Delle 15 nazioni in gara questa sera, solo 10 hanno strappato il pass per la finalissima di sabato sera, unendosi ai Big 4 e all’Austria.
Ecco, in ordine casuale di annuncio, i paesi che rivedremo sul palco sabato:
- Grecia / Akylas – Ferto
- Finlandia / Linda Lampenius x Pete Parkkonen – Liekinheitin
- Belgio / ESSYLA – Dancing on the Ice
- Svezia / FELICIA – My System
- Moldavia / Satoshi – Viva, Moldova!
- Israele / Noam Bettan – Michelle
- Serbia / LAVINA – Kraj mene
- Croazia / LELEK – Andromeda
- Lituania / Lion Ceccah – Sólo Quiero Más
- Polonia / ALICJA – Pray
Non rivedremo quindi in Finale i seguenti Paesi:
- Portogallo / Bandidos do Cante – Rosa
- Georgia / Bzikebi – On Replay
- Montenegro / Tamara Živković – Nova Zora
- Estonia / Vanilla Ninja – Too Epic to Be True
- San Marino / SENHIT ft. Boy George – Superstar
A decidere le sorti dei partecipanti è stato il mix tra il televoto (che ha pesato per il 50,7% sul risultato finale) e il voto delle giurie nazionali (che ha pesato per il 49,3% sul risultato finale). Per questa prima serata, hanno avuto diritto di voto i 15 paesi partecipanti alla semifinale, ai quali si sono aggiunte le giurie e il televoto di Italia e Germania, già qualificate di diritto alla finale.
La serata ha regalato momenti di grande spettacolo, ma non sono mancati i colpi di scena.
Grande entusiasmo per la Finlandia con Linda Lampenius e Pete Parkkonen, che con una performance solida ha confermato i pronostici della vigilia.
Ha stupito la qualificazione del Belgio con ESSYLA, che nonostante i dubbi della vigilia e un’intonazione non proprio perfetta, è riuscita evidentemente a convincere i votanti.
Restano fuori dalla finale il Portogallo con i Bandidos do Cante, il cui Cante Alentejano avrebbe meritato uno spot in Finale, e San Marino che, nonostante la bravura di Senhit e il nome “forte” di Boy George, non è riuscito a superare lo sbarramento.
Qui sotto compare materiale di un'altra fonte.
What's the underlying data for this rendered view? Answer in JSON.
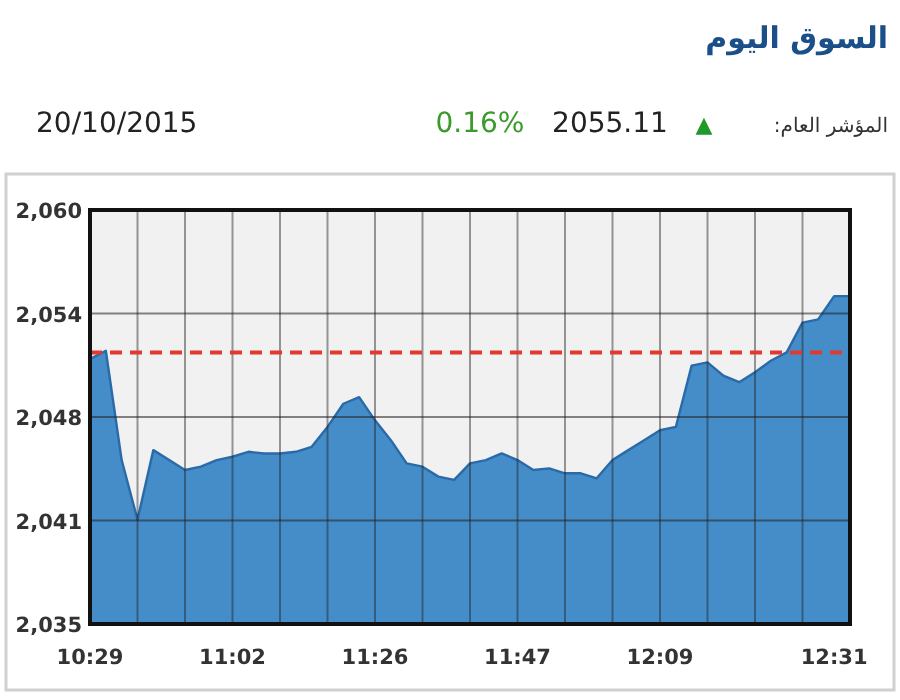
{
  "chart_data": {
    "type": "area",
    "title": "السوق اليوم",
    "annotations": [
      "المؤشر العام:",
      "▲",
      "2055.11",
      "0.16%",
      "20/10/2015"
    ],
    "categories": [
      "10:29",
      null,
      null,
      null,
      null,
      null,
      null,
      null,
      null,
      "11:02",
      null,
      null,
      null,
      null,
      null,
      null,
      null,
      null,
      "11:26",
      null,
      null,
      null,
      null,
      null,
      null,
      null,
      null,
      "11:47",
      null,
      null,
      null,
      null,
      null,
      null,
      null,
      null,
      "12:09",
      null,
      null,
      null,
      null,
      null,
      null,
      null,
      null,
      null,
      null,
      "12:31",
      null
    ],
    "series": [
      {
        "color": "#3b87c5",
        "values": [
          2051.0,
          2051.5,
          2044.9,
          2041.3,
          2045.5,
          2044.9,
          2044.3,
          2044.5,
          2044.9,
          2045.1,
          2045.4,
          2045.3,
          2045.3,
          2045.4,
          2045.7,
          2046.9,
          2048.3,
          2048.7,
          2047.3,
          2046.1,
          2044.7,
          2044.5,
          2043.9,
          2043.7,
          2044.7,
          2044.9,
          2045.3,
          2044.9,
          2044.3,
          2044.4,
          2044.1,
          2044.1,
          2043.8,
          2044.9,
          2045.5,
          2046.1,
          2046.7,
          2046.9,
          2050.6,
          2050.8,
          2050.0,
          2049.6,
          2050.2,
          2050.9,
          2051.4,
          2053.2,
          2053.4,
          2054.8,
          2054.8
        ]
      }
    ],
    "ylim": [
      2035,
      2060
    ],
    "yticks": [
      {
        "value": 2035,
        "label": "2,035"
      },
      {
        "value": 2041.25,
        "label": "2,041"
      },
      {
        "value": 2047.5,
        "label": "2,048"
      },
      {
        "value": 2053.75,
        "label": "2,054"
      },
      {
        "value": 2060,
        "label": "2,060"
      }
    ],
    "grid": true,
    "ref_lines": [
      {
        "axis": "y",
        "value": 2051.4,
        "color": "#e03a2f",
        "line_style": "dashed"
      }
    ]
  }
}
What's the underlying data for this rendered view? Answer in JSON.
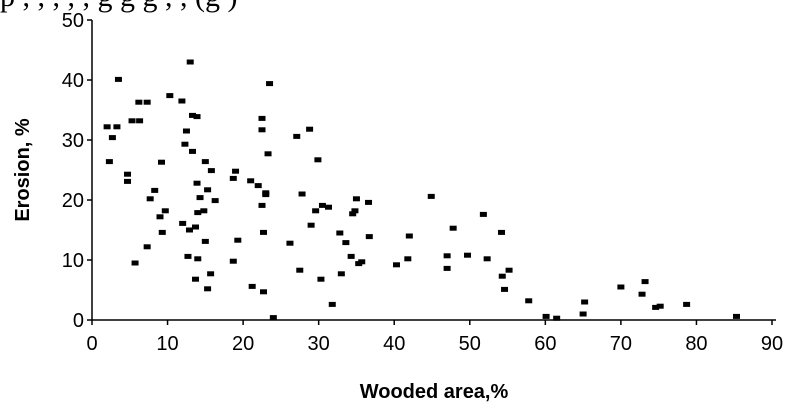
{
  "top_text": "p   ,   ,   ,   ,   ,   g   g   g   ,   , (g   )",
  "chart_data": {
    "type": "scatter",
    "title": "",
    "xlabel": "Wooded  area,%",
    "ylabel": "Erosion, %",
    "xlim": [
      0,
      90
    ],
    "ylim": [
      0,
      50
    ],
    "xticks": [
      0,
      10,
      20,
      30,
      40,
      50,
      60,
      70,
      80,
      90
    ],
    "yticks": [
      0,
      10,
      20,
      30,
      40,
      50
    ],
    "grid": false,
    "marker": "square",
    "marker_color": "#000000",
    "points": [
      [
        2,
        32.2
      ],
      [
        2.3,
        26.4
      ],
      [
        2.7,
        30.4
      ],
      [
        3.3,
        32.2
      ],
      [
        3.5,
        40.1
      ],
      [
        4.7,
        24.3
      ],
      [
        4.7,
        23.1
      ],
      [
        5.3,
        33.2
      ],
      [
        5.7,
        9.5
      ],
      [
        6.2,
        36.3
      ],
      [
        6.3,
        33.2
      ],
      [
        7.3,
        12.2
      ],
      [
        7.3,
        36.3
      ],
      [
        7.7,
        20.2
      ],
      [
        8.3,
        21.6
      ],
      [
        9.2,
        26.3
      ],
      [
        9,
        17.2
      ],
      [
        9.3,
        14.6
      ],
      [
        9.7,
        18.2
      ],
      [
        10.3,
        37.4
      ],
      [
        11.9,
        36.5
      ],
      [
        12,
        16.1
      ],
      [
        12.3,
        29.3
      ],
      [
        12.5,
        31.5
      ],
      [
        12.7,
        10.6
      ],
      [
        13,
        43
      ],
      [
        12.9,
        15
      ],
      [
        13.3,
        34.1
      ],
      [
        13.3,
        28.1
      ],
      [
        13.7,
        15.5
      ],
      [
        13.7,
        6.8
      ],
      [
        13.9,
        33.9
      ],
      [
        13.9,
        22.8
      ],
      [
        14,
        17.9
      ],
      [
        14,
        10.2
      ],
      [
        14.3,
        20.4
      ],
      [
        14.8,
        18.2
      ],
      [
        15,
        13.1
      ],
      [
        15,
        26.4
      ],
      [
        15.3,
        21.7
      ],
      [
        15.3,
        5.2
      ],
      [
        15.7,
        7.7
      ],
      [
        15.8,
        24.9
      ],
      [
        16.3,
        19.9
      ],
      [
        18.7,
        23.6
      ],
      [
        18.7,
        9.8
      ],
      [
        19,
        24.8
      ],
      [
        19.3,
        13.3
      ],
      [
        21,
        23.2
      ],
      [
        21.2,
        5.6
      ],
      [
        22,
        22.4
      ],
      [
        22.5,
        33.6
      ],
      [
        22.5,
        31.7
      ],
      [
        22.5,
        19.1
      ],
      [
        22.7,
        14.6
      ],
      [
        22.7,
        4.7
      ],
      [
        23,
        20.9
      ],
      [
        23,
        21.2
      ],
      [
        23.3,
        27.7
      ],
      [
        23.5,
        39.4
      ],
      [
        24,
        0.4
      ],
      [
        26.2,
        12.8
      ],
      [
        27.1,
        30.6
      ],
      [
        27.5,
        8.3
      ],
      [
        27.8,
        21
      ],
      [
        28.8,
        31.8
      ],
      [
        29,
        15.8
      ],
      [
        29.6,
        18.2
      ],
      [
        29.9,
        26.7
      ],
      [
        30.3,
        6.8
      ],
      [
        30.5,
        19.1
      ],
      [
        31.3,
        18.8
      ],
      [
        31.8,
        2.6
      ],
      [
        32.8,
        14.5
      ],
      [
        33,
        7.7
      ],
      [
        33.6,
        12.9
      ],
      [
        34.3,
        10.6
      ],
      [
        34.5,
        17.7
      ],
      [
        34.8,
        18.2
      ],
      [
        35,
        20.2
      ],
      [
        35.3,
        9.4
      ],
      [
        35.7,
        9.7
      ],
      [
        36.6,
        19.6
      ],
      [
        36.7,
        13.9
      ],
      [
        40.3,
        9.2
      ],
      [
        41.8,
        10.2
      ],
      [
        42,
        14
      ],
      [
        44.9,
        20.6
      ],
      [
        47,
        8.6
      ],
      [
        47,
        10.7
      ],
      [
        47.8,
        15.3
      ],
      [
        49.7,
        10.8
      ],
      [
        51.8,
        17.6
      ],
      [
        52.3,
        10.2
      ],
      [
        54.2,
        14.6
      ],
      [
        54.3,
        7.3
      ],
      [
        54.6,
        5.1
      ],
      [
        55.2,
        8.3
      ],
      [
        57.8,
        3.2
      ],
      [
        60.1,
        0.6
      ],
      [
        61.5,
        0.3
      ],
      [
        65,
        1
      ],
      [
        65.2,
        3
      ],
      [
        70,
        5.5
      ],
      [
        72.8,
        4.3
      ],
      [
        73.2,
        6.4
      ],
      [
        74.6,
        2.1
      ],
      [
        75.2,
        2.3
      ],
      [
        78.7,
        2.6
      ],
      [
        85.3,
        0.6
      ]
    ]
  }
}
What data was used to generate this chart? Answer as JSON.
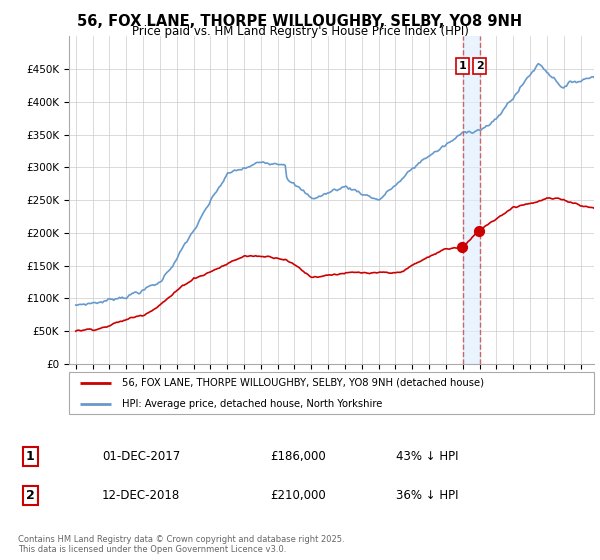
{
  "title": "56, FOX LANE, THORPE WILLOUGHBY, SELBY, YO8 9NH",
  "subtitle": "Price paid vs. HM Land Registry's House Price Index (HPI)",
  "legend_label_red": "56, FOX LANE, THORPE WILLOUGHBY, SELBY, YO8 9NH (detached house)",
  "legend_label_blue": "HPI: Average price, detached house, North Yorkshire",
  "annotation1_label": "1",
  "annotation1_date": "01-DEC-2017",
  "annotation1_price": "£186,000",
  "annotation1_pct": "43% ↓ HPI",
  "annotation2_label": "2",
  "annotation2_date": "12-DEC-2018",
  "annotation2_price": "£210,000",
  "annotation2_pct": "36% ↓ HPI",
  "footer": "Contains HM Land Registry data © Crown copyright and database right 2025.\nThis data is licensed under the Open Government Licence v3.0.",
  "color_red": "#cc0000",
  "color_blue": "#6699cc",
  "color_dashed": "#cc6666",
  "color_shade": "#ddeeff",
  "background_color": "#ffffff",
  "grid_color": "#cccccc",
  "ylim": [
    0,
    500000
  ],
  "yticks": [
    0,
    50000,
    100000,
    150000,
    200000,
    250000,
    300000,
    350000,
    400000,
    450000
  ],
  "year_start": 1995,
  "year_end": 2025,
  "purchase1_year": 2018.0,
  "purchase1_value": 186000,
  "purchase2_year": 2019.0,
  "purchase2_value": 210000
}
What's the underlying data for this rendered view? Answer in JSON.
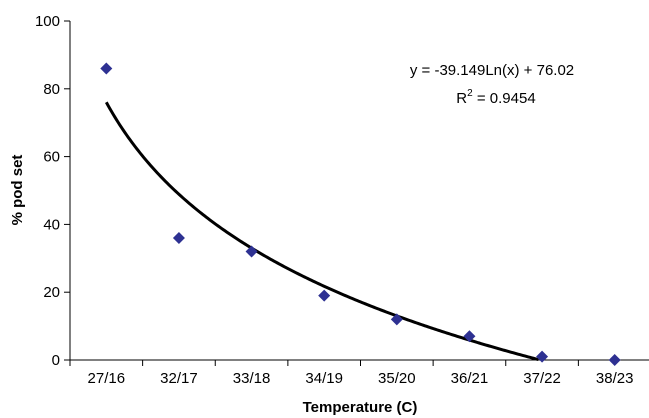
{
  "chart_data": {
    "type": "scatter",
    "categories": [
      "27/16",
      "32/17",
      "33/18",
      "34/19",
      "35/20",
      "36/21",
      "37/22",
      "38/23"
    ],
    "series": [
      {
        "values": [
          86,
          36,
          32,
          19,
          12,
          7,
          1,
          0
        ],
        "marker": "diamond",
        "color": "#2e3192"
      }
    ],
    "trendline": {
      "type": "logarithmic",
      "a": -39.149,
      "b": 76.02,
      "x_index_start": 1,
      "color": "#000000",
      "equation": "y = -39.149Ln(x) + 76.02",
      "r2_prefix": "R",
      "r2_sup": "2",
      "r2_rest": " = 0.9454"
    },
    "xlabel": "Temperature (C)",
    "ylabel": "% pod set",
    "ylim": [
      0,
      100
    ],
    "yticks": [
      "0",
      "20",
      "40",
      "60",
      "80",
      "100"
    ],
    "grid": false
  }
}
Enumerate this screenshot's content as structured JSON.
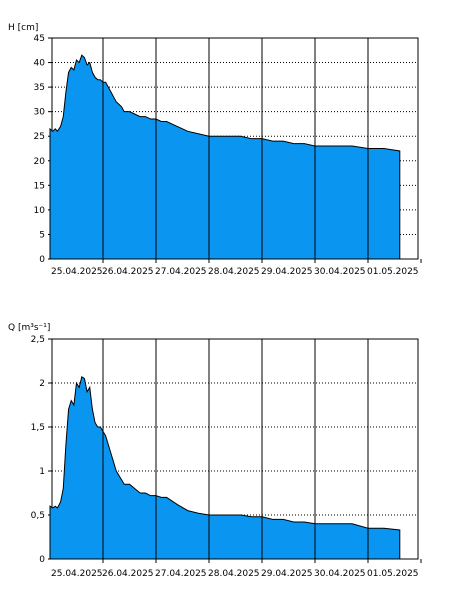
{
  "chart_data": [
    {
      "type": "area",
      "ylabel": "H [cm]",
      "ylim": [
        0,
        45
      ],
      "yticks": [
        "0",
        "5",
        "10",
        "15",
        "20",
        "25",
        "30",
        "35",
        "40",
        "45"
      ],
      "xlabels": [
        "25.04.2025",
        "26.04.2025",
        "27.04.2025",
        "28.04.2025",
        "29.04.2025",
        "30.04.2025",
        "01.05.2025"
      ],
      "grid": true,
      "fill_color": "#0a96f0",
      "x_start": 0,
      "x_end": 6.6,
      "series": [
        {
          "x": [
            0,
            0.05,
            0.1,
            0.14,
            0.2,
            0.25,
            0.3,
            0.35,
            0.4,
            0.45,
            0.5,
            0.55,
            0.6,
            0.65,
            0.7,
            0.75,
            0.8,
            0.85,
            0.9,
            0.95,
            1.0,
            1.05,
            1.1,
            1.15,
            1.2,
            1.25,
            1.3,
            1.35,
            1.4,
            1.5,
            1.6,
            1.7,
            1.8,
            1.9,
            2.0,
            2.1,
            2.2,
            2.4,
            2.6,
            2.8,
            3.0,
            3.2,
            3.4,
            3.6,
            3.8,
            4.0,
            4.2,
            4.4,
            4.6,
            4.8,
            5.0,
            5.2,
            5.5,
            5.7,
            6.0,
            6.3,
            6.6
          ],
          "y": [
            26.5,
            26,
            26.5,
            26,
            27,
            29,
            34,
            38,
            39,
            38.5,
            40.5,
            40,
            41.5,
            41,
            39.5,
            40,
            38,
            37,
            36.5,
            36.5,
            36,
            36,
            35,
            34,
            33,
            32,
            31.5,
            31,
            30,
            30,
            29.5,
            29,
            29,
            28.5,
            28.5,
            28,
            28,
            27,
            26,
            25.5,
            25,
            25,
            25,
            25,
            24.5,
            24.5,
            24,
            24,
            23.5,
            23.5,
            23,
            23,
            23,
            23,
            22.5,
            22.5,
            22
          ]
        }
      ]
    },
    {
      "type": "area",
      "ylabel": "Q [m³s⁻¹]",
      "ylim": [
        0,
        2.5
      ],
      "yticks": [
        "0",
        "0,5",
        "1",
        "1,5",
        "2",
        "2,5"
      ],
      "xlabels": [
        "25.04.2025",
        "26.04.2025",
        "27.04.2025",
        "28.04.2025",
        "29.04.2025",
        "30.04.2025",
        "01.05.2025"
      ],
      "grid": true,
      "fill_color": "#0a96f0",
      "x_start": 0,
      "x_end": 6.6,
      "series": [
        {
          "x": [
            0,
            0.05,
            0.1,
            0.14,
            0.2,
            0.25,
            0.3,
            0.35,
            0.4,
            0.45,
            0.5,
            0.55,
            0.6,
            0.65,
            0.7,
            0.75,
            0.8,
            0.85,
            0.9,
            0.95,
            1.0,
            1.05,
            1.1,
            1.15,
            1.2,
            1.25,
            1.3,
            1.35,
            1.4,
            1.5,
            1.6,
            1.7,
            1.8,
            1.9,
            2.0,
            2.1,
            2.2,
            2.4,
            2.6,
            2.8,
            3.0,
            3.2,
            3.4,
            3.6,
            3.8,
            4.0,
            4.2,
            4.4,
            4.6,
            4.8,
            5.0,
            5.2,
            5.5,
            5.7,
            6.0,
            6.3,
            6.6
          ],
          "y": [
            0.6,
            0.58,
            0.6,
            0.58,
            0.65,
            0.8,
            1.3,
            1.7,
            1.8,
            1.75,
            2.0,
            1.95,
            2.07,
            2.05,
            1.9,
            1.95,
            1.7,
            1.55,
            1.5,
            1.5,
            1.45,
            1.4,
            1.3,
            1.2,
            1.1,
            1.0,
            0.95,
            0.9,
            0.85,
            0.85,
            0.8,
            0.75,
            0.75,
            0.72,
            0.72,
            0.7,
            0.7,
            0.62,
            0.55,
            0.52,
            0.5,
            0.5,
            0.5,
            0.5,
            0.48,
            0.48,
            0.45,
            0.45,
            0.42,
            0.42,
            0.4,
            0.4,
            0.4,
            0.4,
            0.35,
            0.35,
            0.33
          ]
        }
      ]
    }
  ]
}
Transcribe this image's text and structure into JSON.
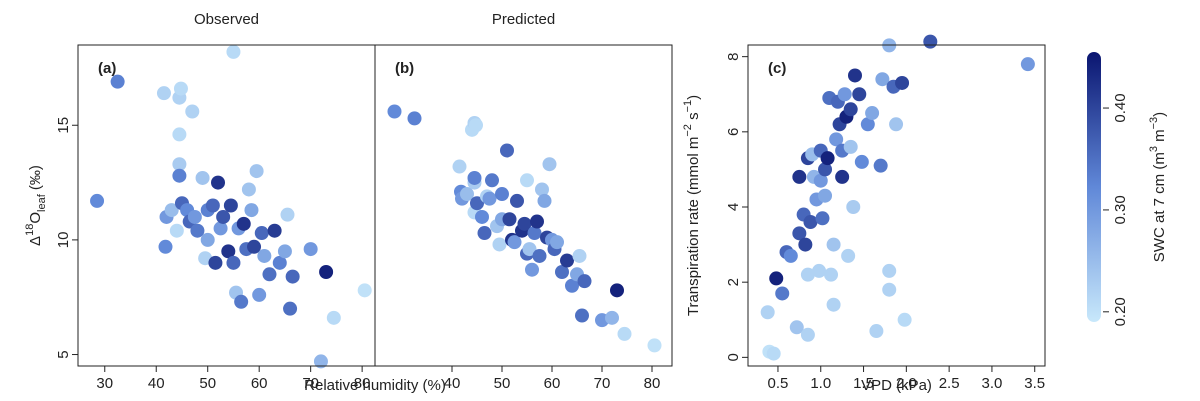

Da segnalare che l’esibizione di Israele è stata segnata da evidenti contestazioni all’interno della Wiener Stadthalle. Una parte del pubblico ha accolto e salutato la performance gridando a gran voce lo slogan “Stop the Genocide”, rendendo palpabile il clima di dissenso legato alla situazione geopolitica attuale.
Durante la serata si è esibito fuori gara anche il nostro portabandiera Sal Da Vinci con il suo brano “Per sempre sì”.
Oltre alla gara, la serata è stata impreziosita dalla conduzione di Victoria Swarovski e Michael Ostrowski, che nel numero musicale “Kangaroo” hanno scherzato sulla confusione geografica tra Austria e Australia insieme a Go-Jo (Australia 2025). Di assoluto livello tecnico anche l’esibizione acrobatica dei Zurcaroh, che ha intrattenuto il pubblico durante le delicate fasi del conteggio dei voti, con un numero dedicato al Prater di Vienna.
La Seconda Semifinale andrà in onda giovedì sera 14 maggio, dove scopriremo gli ultimi 10 finalisti che comporranno la griglia definitiva per la caccia al microfono di cristallo.